Life as a Disabled Retiree: What's Next?

Many changes have occurred in the past year since I last wrote here. First, my wife and I became grandparents of two little darling girls - - Natalie and Julia - - born about a year apart. Second, we moved out of New York State and became residents of Massachusetts. And third, after nearly 40 years of full-time work at one company, this C5-C6 quadriplegic blogger decided to take “early” retirement and end my career at a prominent high-tech company.

We chose to move to Massachusetts because we’re closer to our daughter and her family, and it’s less expensive than living in New York. The quality of life is also better for us - - we’re just a stone’s throw away by car from Cape Cod and its scenic ocean views, which is south of our home.

 MayFlower II at Plymouth Bay, Mass.
And, just North of us, is the vibrant City of Boston , which is a 45-minute drive on good traffic days.

I ended my corporate career in February 2015, and have been thinking quite a bit about my life as a husband, a father, a former executive and a man who is quadriplegic. It’s just different now without a full-time job to engage me.

One Door Closes….
After a fulfilling professional career, all but five years of almost 40 was achieved sitting in a power wheelchair. I now face new choices and a new lifestyle…also in a power wheelchair. Some things just never change!

Although I was a bit “dazed” the day after I officially retired, not lost on me was the fact that I have led a “full” life despite a “body-surfing” accident I suffered in Puerto Rico, which left me paralyzed from the top of my chest to my feet (December 1980).

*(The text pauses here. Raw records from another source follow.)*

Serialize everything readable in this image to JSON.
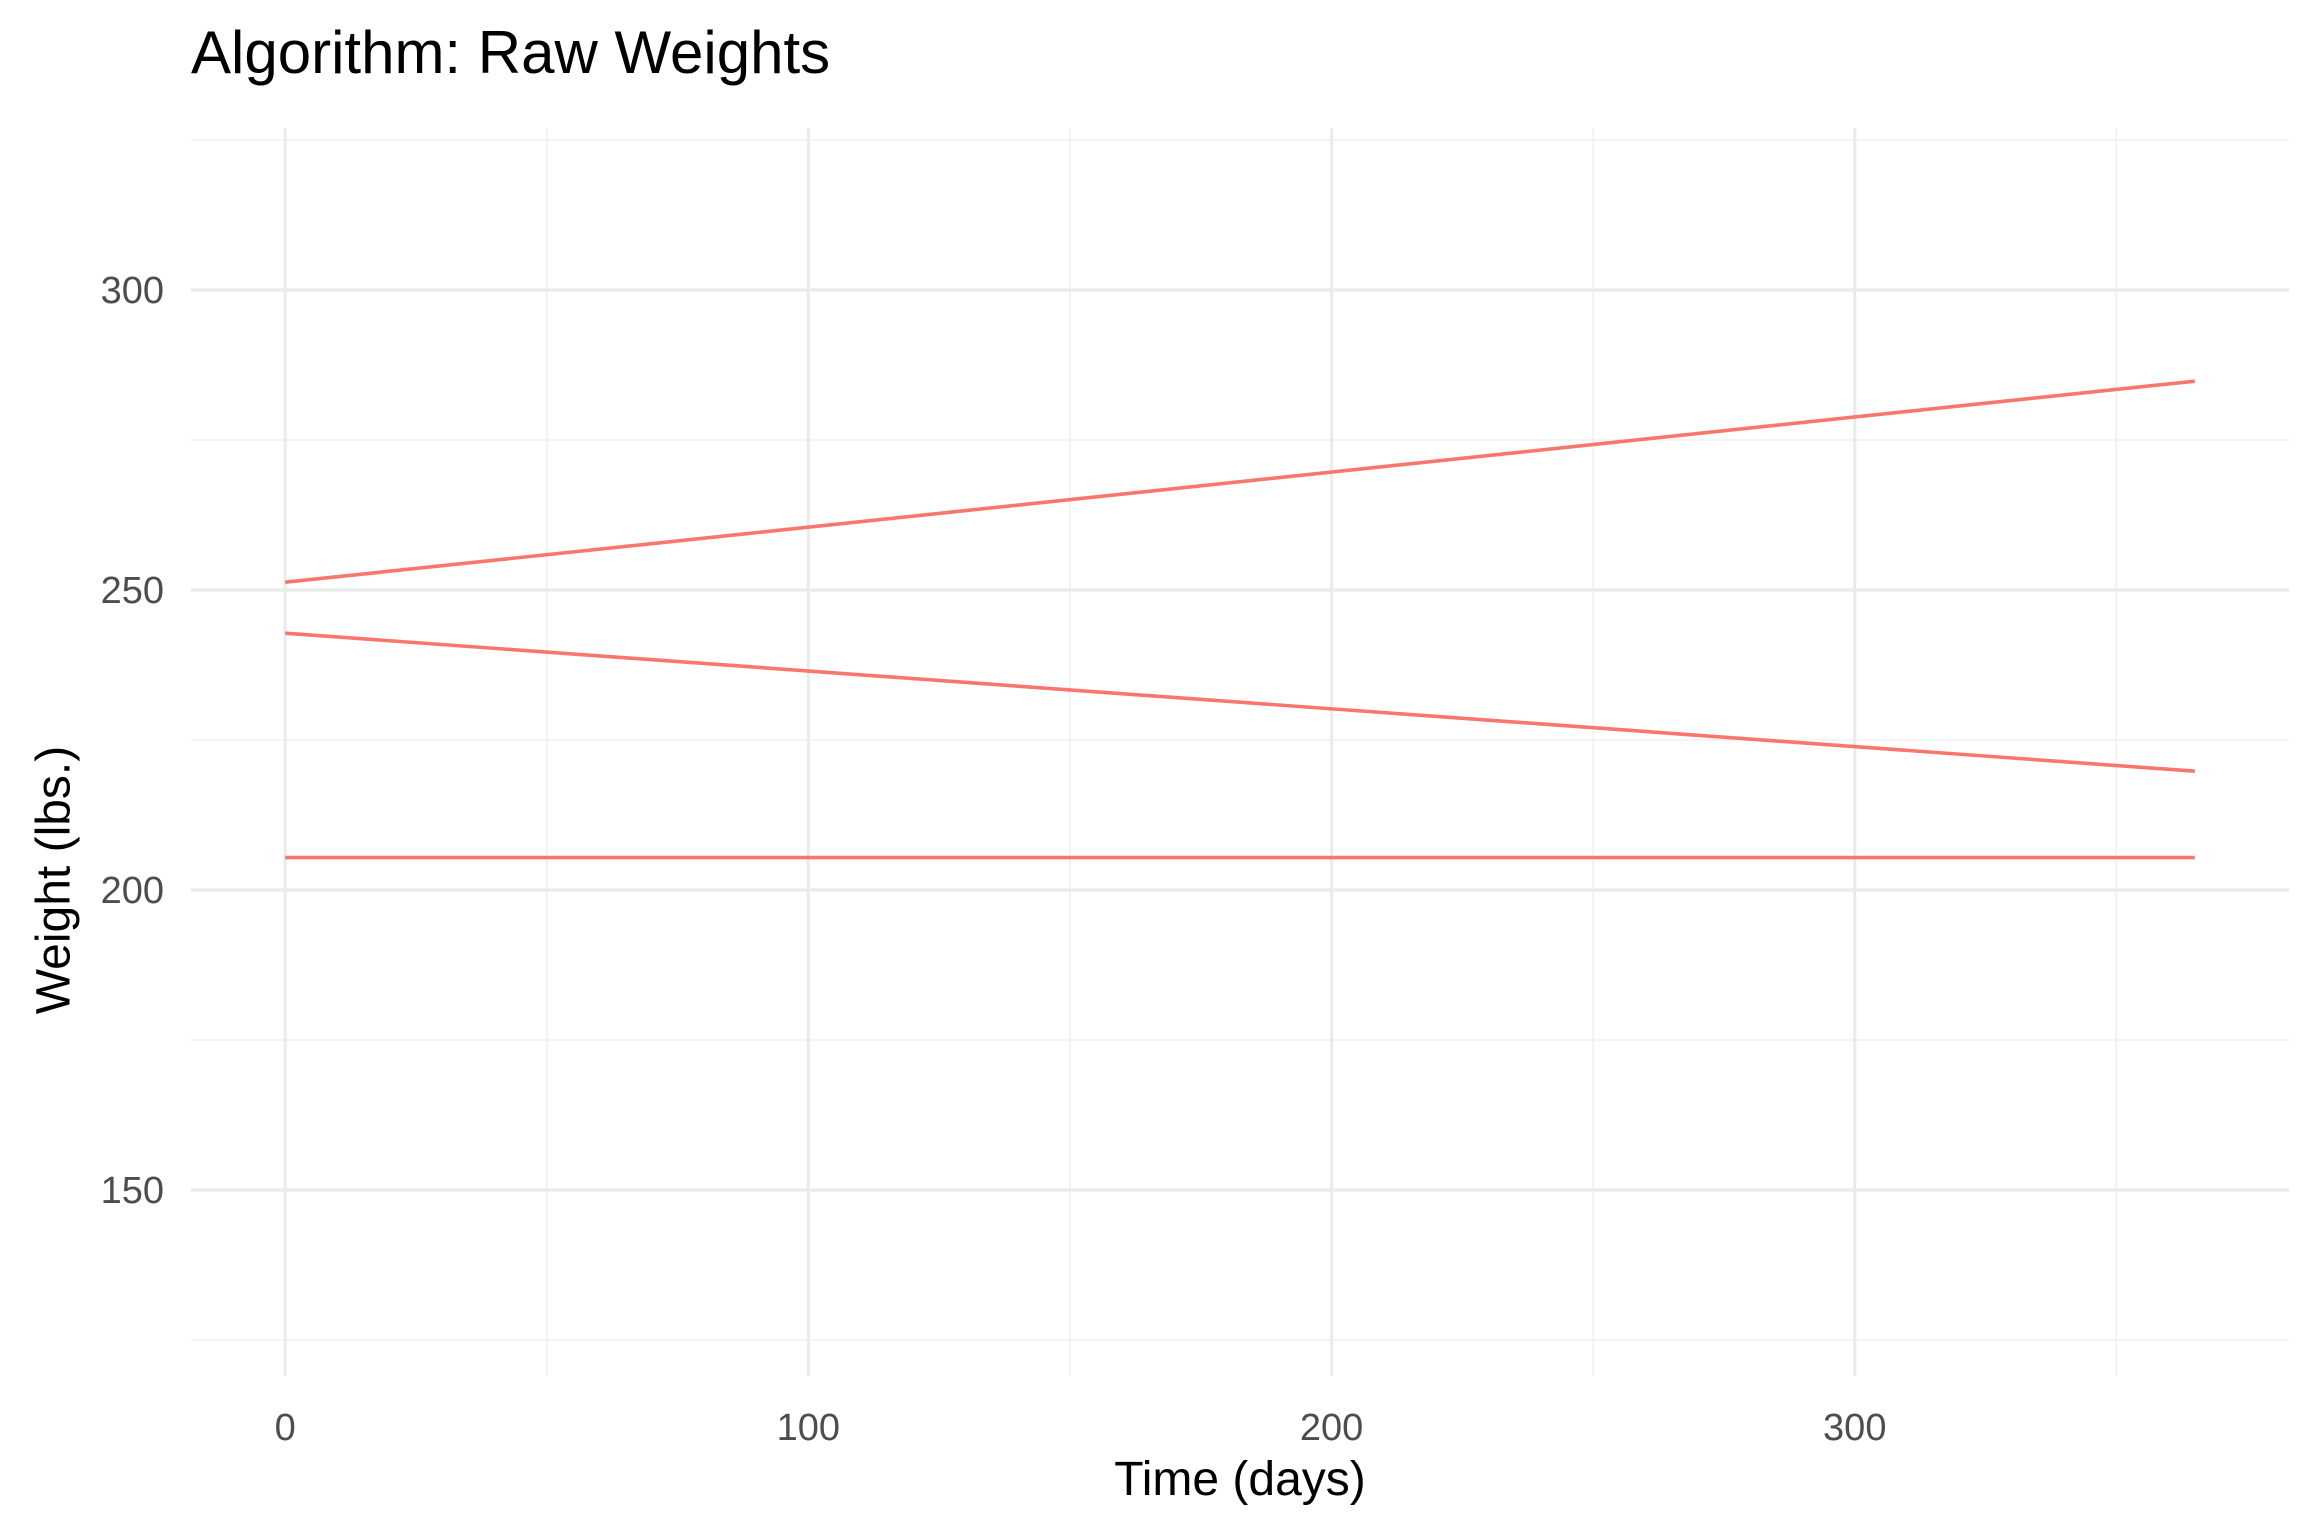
{
  "chart_data": {
    "type": "line",
    "title": "Algorithm: Raw Weights",
    "xlabel": "Time (days)",
    "ylabel": "Weight (lbs.)",
    "xlim": [
      -18,
      383
    ],
    "ylim": [
      119,
      327
    ],
    "x_ticks": [
      0,
      100,
      200,
      300
    ],
    "y_ticks": [
      150,
      200,
      250,
      300
    ],
    "x_tick_labels": [
      "0",
      "100",
      "200",
      "300"
    ],
    "y_tick_labels": [
      "150",
      "200",
      "250",
      "300"
    ],
    "x_minor_ticks": [
      50,
      150,
      250,
      350
    ],
    "y_minor_ticks": [
      125,
      175,
      225,
      275,
      325
    ],
    "grid": true,
    "legend": "none",
    "line_color": "#F8766D",
    "series": [
      {
        "x": [
          0,
          365
        ],
        "values": [
          251.3,
          284.8
        ]
      },
      {
        "x": [
          0,
          365
        ],
        "values": [
          242.8,
          219.8
        ]
      },
      {
        "x": [
          0,
          365
        ],
        "values": [
          205.4,
          205.4
        ]
      }
    ]
  }
}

My choices are different as a disabled retiree as I just can’t jump on my sailboat, go “Dancing with the Stars,” grab golf clubs and tee-off with my golf buddies (I don’t have any!), or embark on an exotic trip with my wife around the world at the drop of a hat.

…Other Doors Open 

 In the past few months I was honored when asked to join two important not-for-profit boards focusing on people with disabilities. They are:

Abilities, Inc. at The Viscardi Center, which prepares adolescents and adults with all types of disabilities (cognitive, physical, learning, developmental) and levels of experience for entry or re-entry into the workforce. The organization assists them in securing pre-employment services as well as employment so they can enjoy independent living, full community participation and economic self-sufficiency. John Kemp is President and CEO of the Viscardi Center.

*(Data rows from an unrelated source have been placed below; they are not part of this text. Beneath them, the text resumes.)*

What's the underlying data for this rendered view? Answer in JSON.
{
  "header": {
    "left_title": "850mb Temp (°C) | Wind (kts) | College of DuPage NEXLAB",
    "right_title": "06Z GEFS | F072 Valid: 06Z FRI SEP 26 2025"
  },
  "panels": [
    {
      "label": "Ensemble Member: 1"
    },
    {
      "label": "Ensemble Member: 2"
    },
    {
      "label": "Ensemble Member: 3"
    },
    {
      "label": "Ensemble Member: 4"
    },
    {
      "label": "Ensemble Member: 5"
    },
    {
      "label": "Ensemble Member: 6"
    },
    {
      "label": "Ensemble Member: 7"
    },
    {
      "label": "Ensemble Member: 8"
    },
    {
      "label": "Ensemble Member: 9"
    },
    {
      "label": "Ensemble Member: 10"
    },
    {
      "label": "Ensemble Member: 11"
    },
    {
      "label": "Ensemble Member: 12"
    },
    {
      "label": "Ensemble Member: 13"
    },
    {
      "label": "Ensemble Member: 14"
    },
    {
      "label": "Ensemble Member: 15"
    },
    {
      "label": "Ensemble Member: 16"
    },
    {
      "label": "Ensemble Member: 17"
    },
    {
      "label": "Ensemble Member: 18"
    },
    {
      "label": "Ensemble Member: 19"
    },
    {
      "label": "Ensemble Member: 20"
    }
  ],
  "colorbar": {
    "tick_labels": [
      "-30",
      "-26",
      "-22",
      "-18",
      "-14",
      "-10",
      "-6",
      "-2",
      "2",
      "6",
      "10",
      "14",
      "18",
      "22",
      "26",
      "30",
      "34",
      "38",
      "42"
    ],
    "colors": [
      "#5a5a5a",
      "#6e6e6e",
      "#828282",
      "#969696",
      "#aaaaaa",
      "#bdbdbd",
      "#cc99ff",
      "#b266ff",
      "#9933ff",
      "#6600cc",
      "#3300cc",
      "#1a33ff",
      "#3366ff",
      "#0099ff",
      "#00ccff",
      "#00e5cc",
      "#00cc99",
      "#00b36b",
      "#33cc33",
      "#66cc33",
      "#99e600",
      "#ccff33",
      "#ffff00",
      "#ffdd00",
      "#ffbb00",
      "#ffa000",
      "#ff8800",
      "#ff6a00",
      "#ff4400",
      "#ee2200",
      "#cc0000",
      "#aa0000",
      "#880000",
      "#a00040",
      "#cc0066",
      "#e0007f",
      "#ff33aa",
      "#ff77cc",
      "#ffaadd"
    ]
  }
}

The MassHealth Disability Advisory Group (DAG) is comprised of various leaders from the disabled community, to advise MassHealth [and EOHHS] on proposed and implemented measures designed to assist MassHealth applicants and members with disabilities. The Disability Advisory Group will alert MassHealth leadership to emerging disability issues and concerns. 

Daniel Tsai, Assistant Secretary for MassHealth, is the group’s sponsor, and Jean Batty, MPA, is the Disability Accommodation Ombudsman for MassHealth. The DAG convenes once every other month.

Since retiring my wife and I have also spent our time getting our affairs in order, basically managing for retirement. We worked on all the things you do when you relocate - - car registrations, address updates, policy changes, new Wills and medical preferences, furnishing a new, smaller home and more. 

We have also explored our extended neighborhood and taken in the sights, ocean sounds and New England residents who are now part of our new life.
Duxbury Pier Lighthouse in Plymouth Bay
 We’re just 12 miles from the ocean and a state park, Nantasket Beach and Wompatuck State Park, and no more than 30 minutes from any number of lakes and beaches in the area.

In the next few blogs, I’ll share some of the places we visited and comment on the accessibility for wheelchair riders and others with disabilities.